Tan believes that the notion for such a sizing label stems from laziness of clothing manufacturers to study the plus size market needs.
“I think there is no such thing as one size fits all unless it’s a tent, but even that has sizes. I feel manufacturers are just lazy to find out details and proper sizing. It can be deceiving. I would say ridiculous and lazy,” she added.
Ratna, however, feels that free size is just another size-range which women with different body shapes can try.
“It is not insulting but it gives some women who don’t fit either there, nor here to try that size. The more options, the better. I don’t think it’s ridiculous,” she said.
Despite many movements calling for a more realistic depiction of clothing sizes and runway models, the fashion industry is still dominated by aspirational standards, UiTM’s senior lecturer Mohd Faizal Abdul Hamid said.
“Local retailers... they do have plus size designs but how they interpret plus sizes is different. They only produce XL on average. Even local designers, and they think that the XL size fits all.
“It’s not fair as there needs to be more detail put into the clothing designs,” Faizal, who has trained with several notable US designers, told Malay Mail Online.

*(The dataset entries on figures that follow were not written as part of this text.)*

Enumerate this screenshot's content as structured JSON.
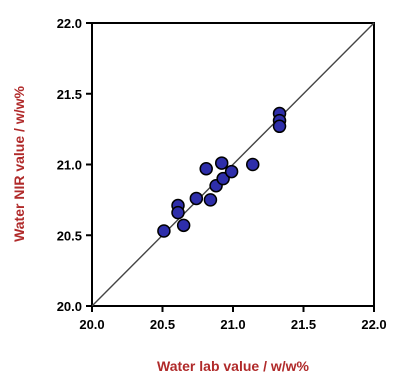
{
  "chart_data": {
    "type": "scatter",
    "xlabel": "Water lab value / w/w%",
    "ylabel": "Water NIR value / w/w%",
    "xlim": [
      20.0,
      22.0
    ],
    "ylim": [
      20.0,
      22.0
    ],
    "xticks": [
      "20.0",
      "20.5",
      "21.0",
      "21.5",
      "22.0"
    ],
    "yticks": [
      "20.0",
      "20.5",
      "21.0",
      "21.5",
      "22.0"
    ],
    "grid": false,
    "reference_line": {
      "from": [
        20.0,
        20.0
      ],
      "to": [
        22.0,
        22.0
      ]
    },
    "marker_fill": "#2e2eaa",
    "marker_edge": "#000000",
    "line_color": "#444444",
    "axis_title_color": "#b02a2a",
    "points": [
      {
        "x": 20.51,
        "y": 20.53
      },
      {
        "x": 20.61,
        "y": 20.71
      },
      {
        "x": 20.61,
        "y": 20.66
      },
      {
        "x": 20.65,
        "y": 20.57
      },
      {
        "x": 20.74,
        "y": 20.76
      },
      {
        "x": 20.81,
        "y": 20.97
      },
      {
        "x": 20.84,
        "y": 20.75
      },
      {
        "x": 20.88,
        "y": 20.85
      },
      {
        "x": 20.92,
        "y": 21.01
      },
      {
        "x": 20.93,
        "y": 20.9
      },
      {
        "x": 20.99,
        "y": 20.95
      },
      {
        "x": 21.14,
        "y": 21.0
      },
      {
        "x": 21.33,
        "y": 21.36
      },
      {
        "x": 21.33,
        "y": 21.31
      },
      {
        "x": 21.33,
        "y": 21.27
      }
    ]
  }
}
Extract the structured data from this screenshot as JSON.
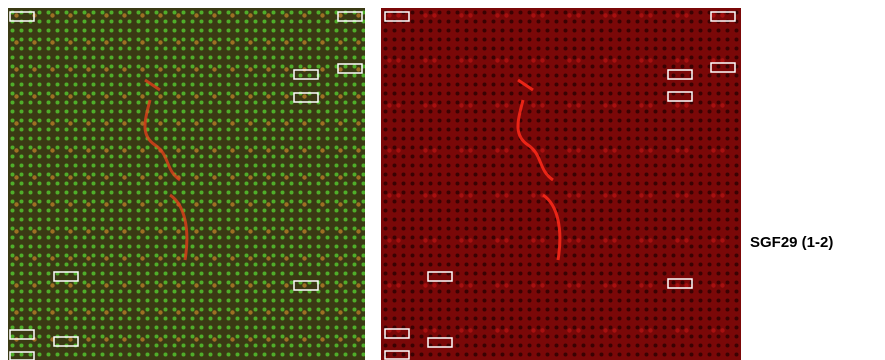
{
  "label": "SGF29 (1-2)"
}
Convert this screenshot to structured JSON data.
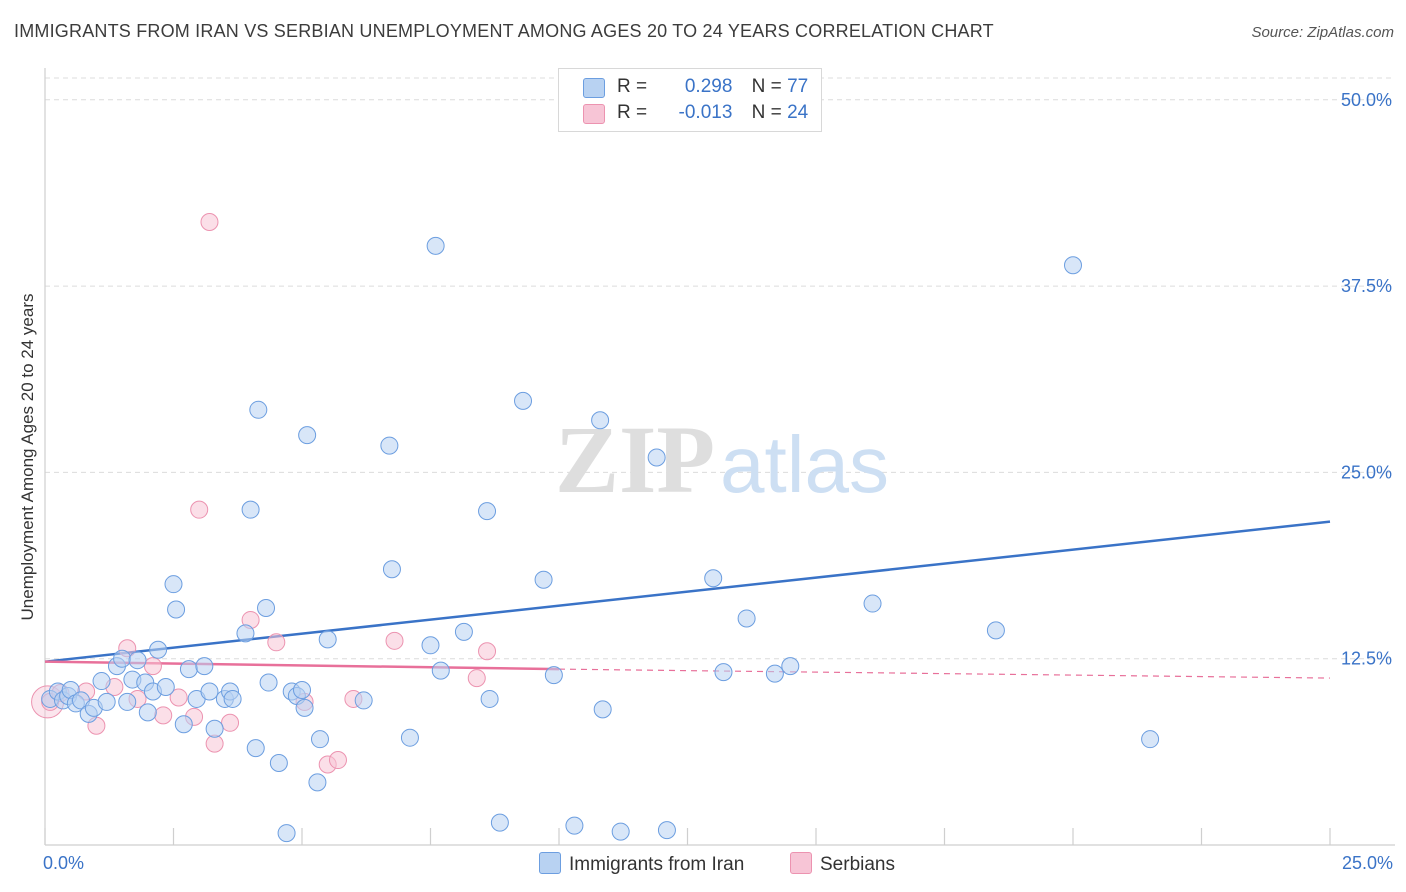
{
  "title": "IMMIGRANTS FROM IRAN VS SERBIAN UNEMPLOYMENT AMONG AGES 20 TO 24 YEARS CORRELATION CHART",
  "source": "Source: ZipAtlas.com",
  "legend": {
    "rows": [
      {
        "r_label": "R =",
        "r_value": "0.298",
        "n_label": "N =",
        "n_value": "77"
      },
      {
        "r_label": "R =",
        "r_value": "-0.013",
        "n_label": "N =",
        "n_value": "24"
      }
    ]
  },
  "bottom_legend": {
    "iran": "Immigrants from Iran",
    "serbians": "Serbians"
  },
  "watermark": {
    "zip": "ZIP",
    "atlas": "atlas"
  },
  "colors": {
    "iran_fill": "#b8d2f2",
    "iran_stroke": "#6c9ee0",
    "iran_line": "#3a73c7",
    "serb_fill": "#f7c5d6",
    "serb_stroke": "#ec93b0",
    "serb_line": "#e8709a",
    "axis_text": "#3a73c7"
  },
  "chart_data": {
    "type": "scatter",
    "title": "IMMIGRANTS FROM IRAN VS SERBIAN UNEMPLOYMENT AMONG AGES 20 TO 24 YEARS CORRELATION CHART",
    "xlabel": "",
    "ylabel": "Unemployment Among Ages 20 to 24 years",
    "xlim": [
      0,
      25
    ],
    "ylim": [
      0,
      52
    ],
    "x_tick_labels": [
      "0.0%",
      "25.0%"
    ],
    "y_ticks": [
      12.5,
      25,
      37.5,
      50
    ],
    "y_tick_labels": [
      "12.5%",
      "25.0%",
      "37.5%",
      "50.0%"
    ],
    "series": [
      {
        "name": "Immigrants from Iran",
        "r": 0.298,
        "n": 77,
        "trend": {
          "x": [
            0,
            25
          ],
          "y": [
            12.3,
            21.7
          ],
          "style": "solid"
        },
        "points": [
          [
            0.1,
            9.8
          ],
          [
            0.25,
            10.3
          ],
          [
            0.35,
            9.7
          ],
          [
            0.45,
            10.0
          ],
          [
            0.5,
            10.4
          ],
          [
            0.6,
            9.5
          ],
          [
            0.7,
            9.7
          ],
          [
            0.85,
            8.8
          ],
          [
            0.95,
            9.2
          ],
          [
            1.1,
            11.0
          ],
          [
            1.2,
            9.6
          ],
          [
            1.4,
            12.0
          ],
          [
            1.5,
            12.5
          ],
          [
            1.6,
            9.6
          ],
          [
            1.7,
            11.1
          ],
          [
            1.8,
            12.4
          ],
          [
            1.95,
            10.9
          ],
          [
            2.0,
            8.9
          ],
          [
            2.1,
            10.3
          ],
          [
            2.2,
            13.1
          ],
          [
            2.35,
            10.6
          ],
          [
            2.5,
            17.5
          ],
          [
            2.55,
            15.8
          ],
          [
            2.7,
            8.1
          ],
          [
            2.8,
            11.8
          ],
          [
            2.95,
            9.8
          ],
          [
            3.1,
            12.0
          ],
          [
            3.2,
            10.3
          ],
          [
            3.3,
            7.8
          ],
          [
            3.5,
            9.8
          ],
          [
            3.6,
            10.3
          ],
          [
            3.65,
            9.8
          ],
          [
            3.9,
            14.2
          ],
          [
            4.0,
            22.5
          ],
          [
            4.1,
            6.5
          ],
          [
            4.15,
            29.2
          ],
          [
            4.3,
            15.9
          ],
          [
            4.35,
            10.9
          ],
          [
            4.55,
            5.5
          ],
          [
            4.7,
            0.8
          ],
          [
            4.8,
            10.3
          ],
          [
            4.9,
            10.0
          ],
          [
            5.0,
            10.4
          ],
          [
            5.05,
            9.2
          ],
          [
            5.1,
            27.5
          ],
          [
            5.3,
            4.2
          ],
          [
            5.35,
            7.1
          ],
          [
            5.5,
            13.8
          ],
          [
            6.2,
            9.7
          ],
          [
            6.7,
            26.8
          ],
          [
            6.75,
            18.5
          ],
          [
            7.1,
            7.2
          ],
          [
            7.5,
            13.4
          ],
          [
            7.6,
            40.2
          ],
          [
            7.7,
            11.7
          ],
          [
            8.15,
            14.3
          ],
          [
            8.6,
            22.4
          ],
          [
            8.65,
            9.8
          ],
          [
            8.85,
            1.5
          ],
          [
            9.3,
            29.8
          ],
          [
            9.7,
            17.8
          ],
          [
            9.9,
            11.4
          ],
          [
            10.3,
            1.3
          ],
          [
            10.8,
            28.5
          ],
          [
            10.85,
            9.1
          ],
          [
            11.9,
            26.0
          ],
          [
            12.1,
            1.0
          ],
          [
            13.0,
            17.9
          ],
          [
            13.2,
            11.6
          ],
          [
            13.65,
            15.2
          ],
          [
            14.2,
            11.5
          ],
          [
            14.5,
            12.0
          ],
          [
            16.1,
            16.2
          ],
          [
            18.5,
            14.4
          ],
          [
            20.0,
            38.9
          ],
          [
            21.5,
            7.1
          ],
          [
            11.2,
            0.9
          ]
        ]
      },
      {
        "name": "Serbians",
        "r": -0.013,
        "n": 24,
        "trend": {
          "x": [
            0,
            10
          ],
          "y": [
            12.3,
            11.8
          ],
          "style": "solid",
          "extension": {
            "x": [
              10,
              25
            ],
            "y": [
              11.8,
              11.2
            ],
            "style": "dashed"
          }
        },
        "points": [
          [
            0.1,
            9.6
          ],
          [
            0.3,
            10.2
          ],
          [
            0.8,
            10.3
          ],
          [
            1.0,
            8.0
          ],
          [
            1.35,
            10.6
          ],
          [
            1.6,
            13.2
          ],
          [
            1.8,
            9.8
          ],
          [
            2.1,
            12.0
          ],
          [
            2.3,
            8.7
          ],
          [
            2.6,
            9.9
          ],
          [
            2.9,
            8.6
          ],
          [
            3.0,
            22.5
          ],
          [
            3.2,
            41.8
          ],
          [
            3.3,
            6.8
          ],
          [
            3.6,
            8.2
          ],
          [
            4.0,
            15.1
          ],
          [
            4.5,
            13.6
          ],
          [
            5.05,
            9.6
          ],
          [
            5.5,
            5.4
          ],
          [
            5.7,
            5.7
          ],
          [
            6.0,
            9.8
          ],
          [
            6.8,
            13.7
          ],
          [
            8.4,
            11.2
          ],
          [
            8.6,
            13.0
          ]
        ]
      }
    ]
  }
}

“I think local designers and retailers, they don’t really design for real women,” Faizal said, rating the awareness among both local designers and retailers at only 20 per cent.

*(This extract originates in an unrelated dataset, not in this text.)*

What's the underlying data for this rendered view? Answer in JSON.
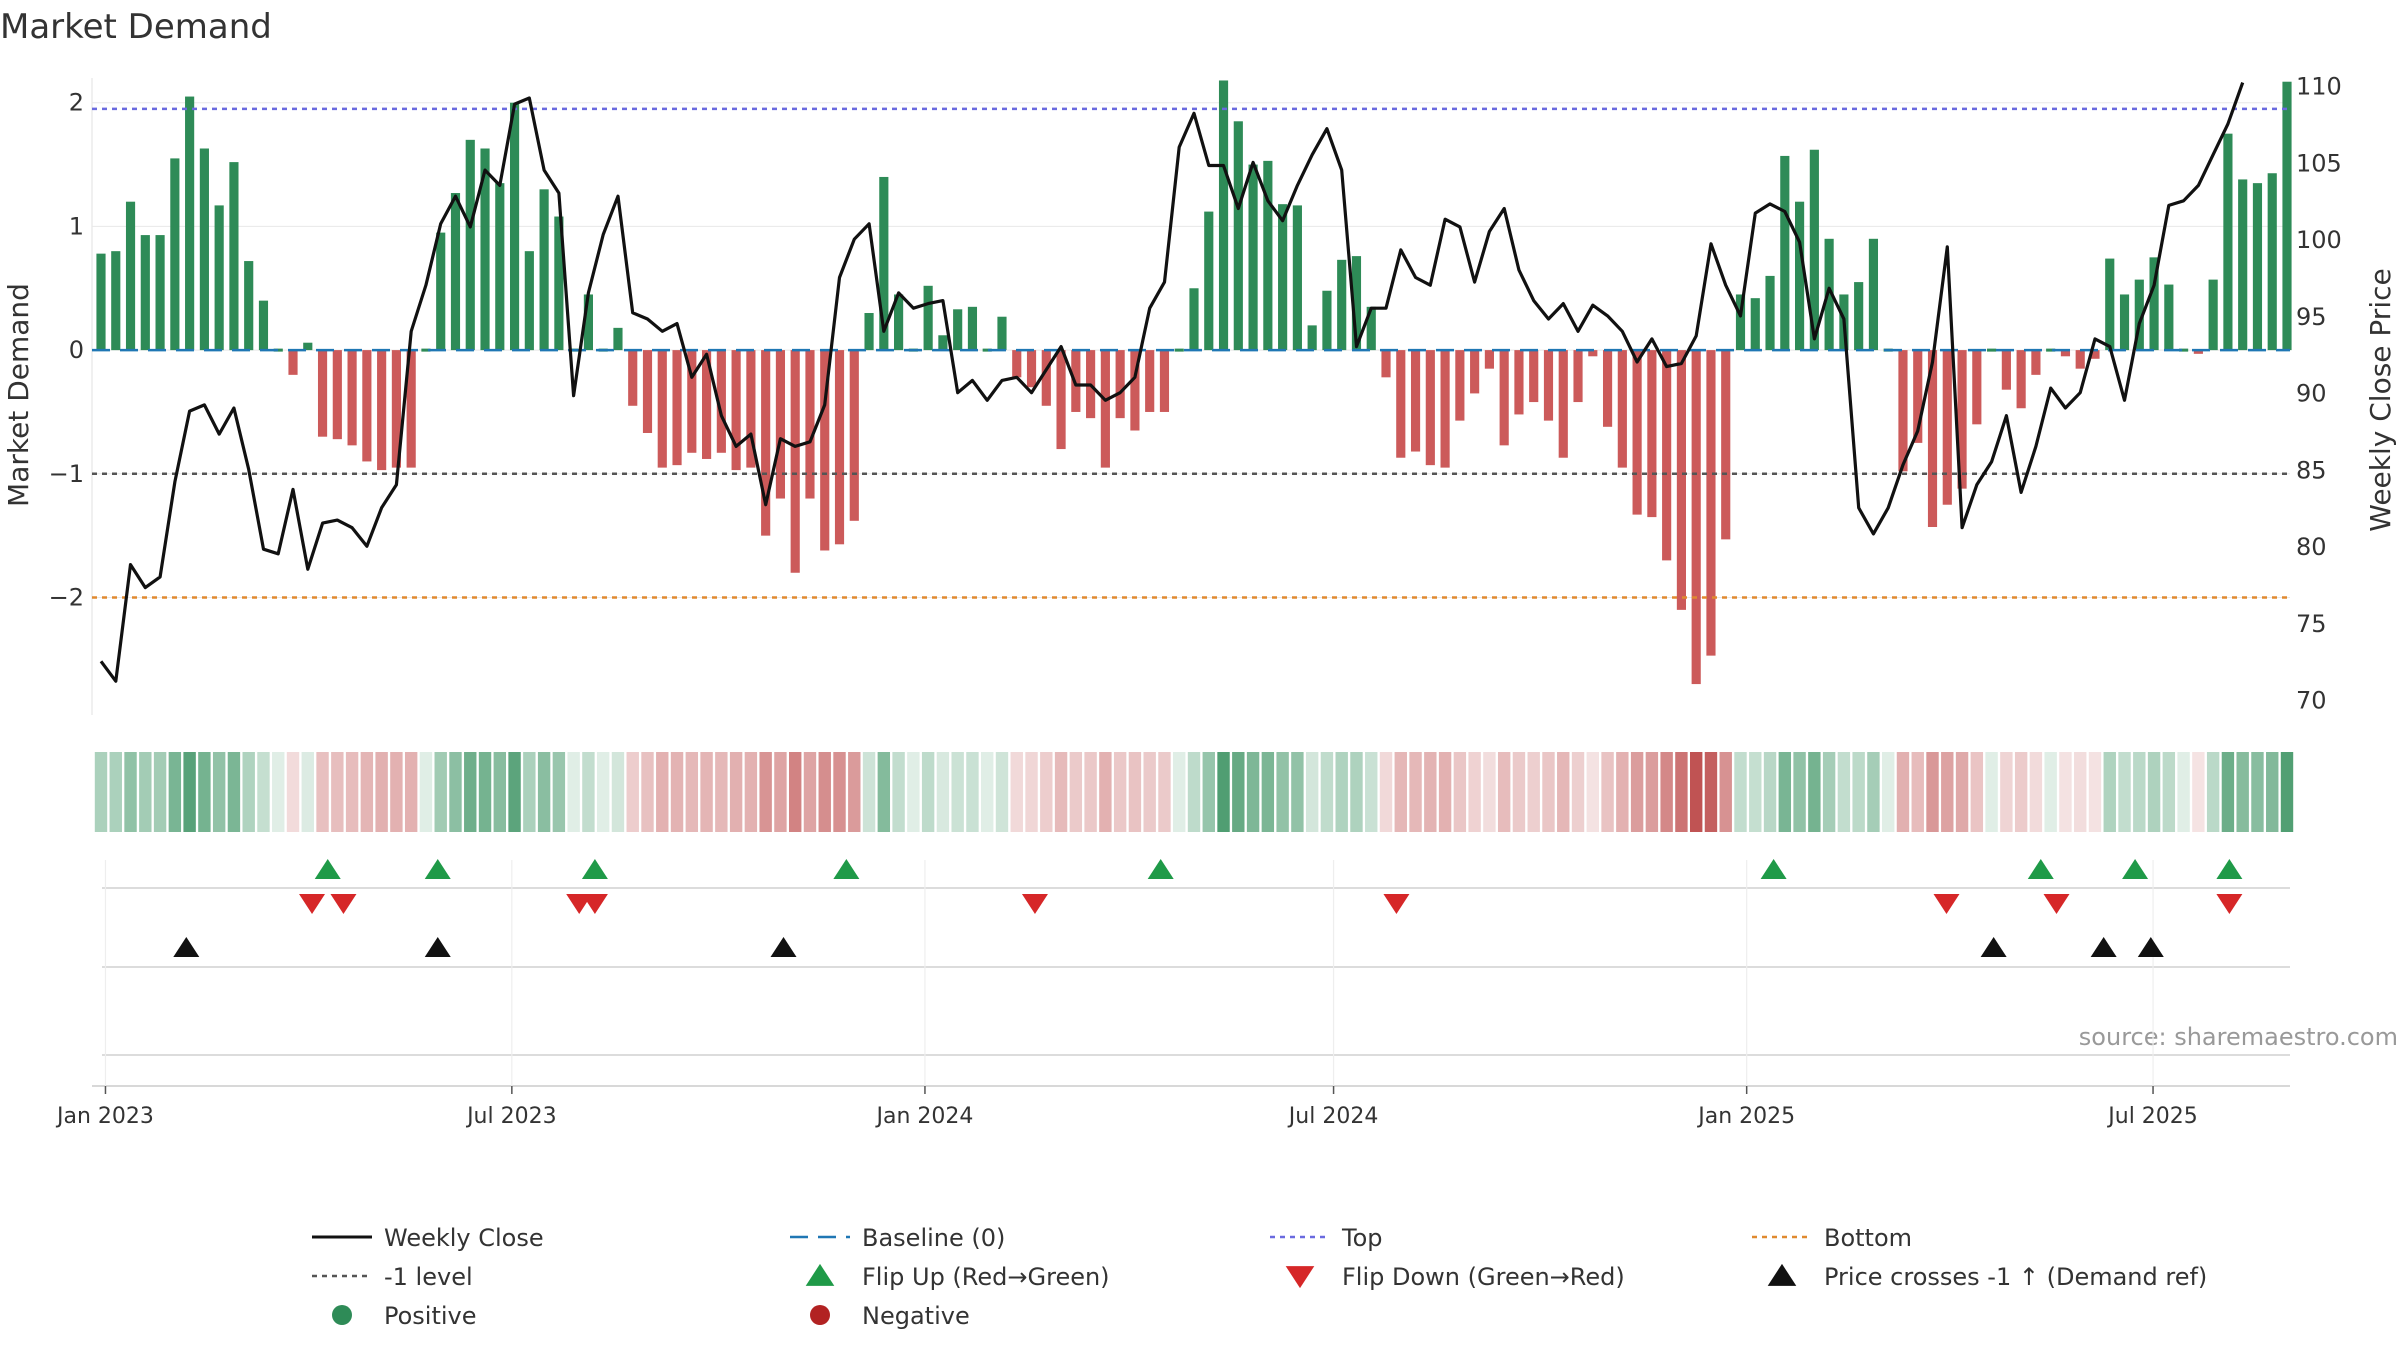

He added that Malay women who are unable to find regular plus size clothing have made a shift to modest Muslim wear which promises a broad size range.
“Modest wear are easy-to-wear style types and it’s less hassle. So we see many (Muslim) women moving there and trying to look fashionable,” Faizal said.
When asked where they themselves shop, Nazirah, Ratna and Tan replied, “Ms Read.”
They said that while there may be other clothing options for plus size women now, many brands do not focus on the details when catering for the group.
“Only Ms Read. The brand champions plus sizes. Not many stylish ones around. Not many realise you can be big and stylish. I also shop online a lot. H&M Plus, Marks and Spencer the rest I go to Asos,” Nazirah said referring to the British online clothing business.
Tan said that while she is considered in the “smaller” category of the plus size group, she still has to resort to baggy styles when shopping at conventional outlets.
She said that with her own clothing brand, however, she has endless choices.
“I can’t try bodycon stuff but ever since I started Plusify, I wear body hugging clothes and style myself better.”
Tan said that though some brands do cater for plus size women, the designs are rather “conservative.”
“For me there are three brands that cater for the bigger size. Not exactly super plus; Ms Read and Dorothy Perkins and now we have Violeta by Mango.” However, she finds the designs to be a tad too conservative for her.
Ratna meanwhile has always found Ms Read to be an inspirational brand for plus size women.
“They cater to many sizes and I just love Ms Read!” she added.